Again, comparing this phenomenon to billiards, you can take your arbitrary "ball in hand" penalty shot and place it anywhere on the table, and the quantum correlated results will be same every time from every initial condition, because unless one can eliminate dependence on detector settings the results of every discrete measure will exist in linear superposition and not as real elements of the measurement function.
Therefore, the location of the point at infinity is equivalent to observer created reality -- as if every time one makes a measurement in one direction, nature (that is, the structure of space) takes a ball-in-hand shot and relocates the cue ball on the table.
Probabilists says this happens randomly ("god plays dice") -- however, unless the observer were actually in the same position as the relocated ball, one could not claim randomness, because that point will always lie outside the bounds of the probabilistic space used to predict the correlation between your shot and where you expected the cue ball to end up (it's nonlocal). That is, your shot is always a "scratch," the cue ball ends up in a pocket, so that your opponent gets to place the cue ball anywhere she pleases for the next shot.
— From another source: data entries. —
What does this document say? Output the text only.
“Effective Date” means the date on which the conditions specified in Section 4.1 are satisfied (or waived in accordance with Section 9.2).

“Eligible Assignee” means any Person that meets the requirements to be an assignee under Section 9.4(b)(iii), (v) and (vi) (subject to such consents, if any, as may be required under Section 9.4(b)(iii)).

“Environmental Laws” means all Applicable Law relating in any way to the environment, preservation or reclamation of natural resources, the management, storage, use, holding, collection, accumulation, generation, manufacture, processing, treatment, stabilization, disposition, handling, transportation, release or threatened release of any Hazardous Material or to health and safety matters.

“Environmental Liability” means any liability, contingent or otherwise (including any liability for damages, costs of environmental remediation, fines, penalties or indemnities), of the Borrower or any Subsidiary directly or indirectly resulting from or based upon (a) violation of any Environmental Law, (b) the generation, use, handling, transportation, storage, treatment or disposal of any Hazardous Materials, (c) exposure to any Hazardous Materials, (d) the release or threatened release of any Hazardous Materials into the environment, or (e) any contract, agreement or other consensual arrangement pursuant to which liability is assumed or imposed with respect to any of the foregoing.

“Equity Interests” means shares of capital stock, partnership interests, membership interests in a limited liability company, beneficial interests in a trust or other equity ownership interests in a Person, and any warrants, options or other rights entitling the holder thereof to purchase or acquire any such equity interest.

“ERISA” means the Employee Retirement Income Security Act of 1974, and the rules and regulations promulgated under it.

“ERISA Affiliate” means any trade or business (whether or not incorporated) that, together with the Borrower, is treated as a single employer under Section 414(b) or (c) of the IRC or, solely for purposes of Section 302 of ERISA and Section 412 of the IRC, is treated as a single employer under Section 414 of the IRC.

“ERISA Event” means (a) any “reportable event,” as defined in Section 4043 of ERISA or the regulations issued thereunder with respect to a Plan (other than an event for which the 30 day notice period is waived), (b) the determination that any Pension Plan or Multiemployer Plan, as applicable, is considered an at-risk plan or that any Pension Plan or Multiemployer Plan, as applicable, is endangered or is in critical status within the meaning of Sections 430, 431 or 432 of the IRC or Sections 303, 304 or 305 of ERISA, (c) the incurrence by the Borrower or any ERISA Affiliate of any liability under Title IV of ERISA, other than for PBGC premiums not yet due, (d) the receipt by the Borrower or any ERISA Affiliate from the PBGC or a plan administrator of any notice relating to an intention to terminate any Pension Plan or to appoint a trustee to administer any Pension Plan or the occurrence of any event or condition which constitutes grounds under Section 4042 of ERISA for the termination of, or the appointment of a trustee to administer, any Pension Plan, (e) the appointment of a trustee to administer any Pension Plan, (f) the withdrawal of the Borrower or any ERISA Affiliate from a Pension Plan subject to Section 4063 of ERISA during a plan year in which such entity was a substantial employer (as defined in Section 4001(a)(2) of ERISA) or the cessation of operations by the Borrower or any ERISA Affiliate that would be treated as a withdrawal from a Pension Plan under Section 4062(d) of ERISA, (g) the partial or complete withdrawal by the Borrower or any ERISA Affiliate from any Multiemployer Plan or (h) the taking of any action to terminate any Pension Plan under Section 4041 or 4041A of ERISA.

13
The measurement you record is where your object ball ended up, yet that measurement is incomplete, because you missed; a complete measure has to include your shot and the next shot, because your shot didn't count. The next shot is nature's.
In Bell-Aspect experiments, you are playing against yourself. You shoot, scratch, shoot, scratch ... creating an illusion that no shot counts more than half the time. Thinking you can do better, you get a partner to cooperate with you and find that a quarter of the time you can make a shot without scratching. That's the best you can do. That's the CHSH result.
Nature, however, never misses, never scratches. Your missed shot, plus the next shot (nature's) tells us the true state of the space that determines where the object ball will end up. That's Joy Christian's result.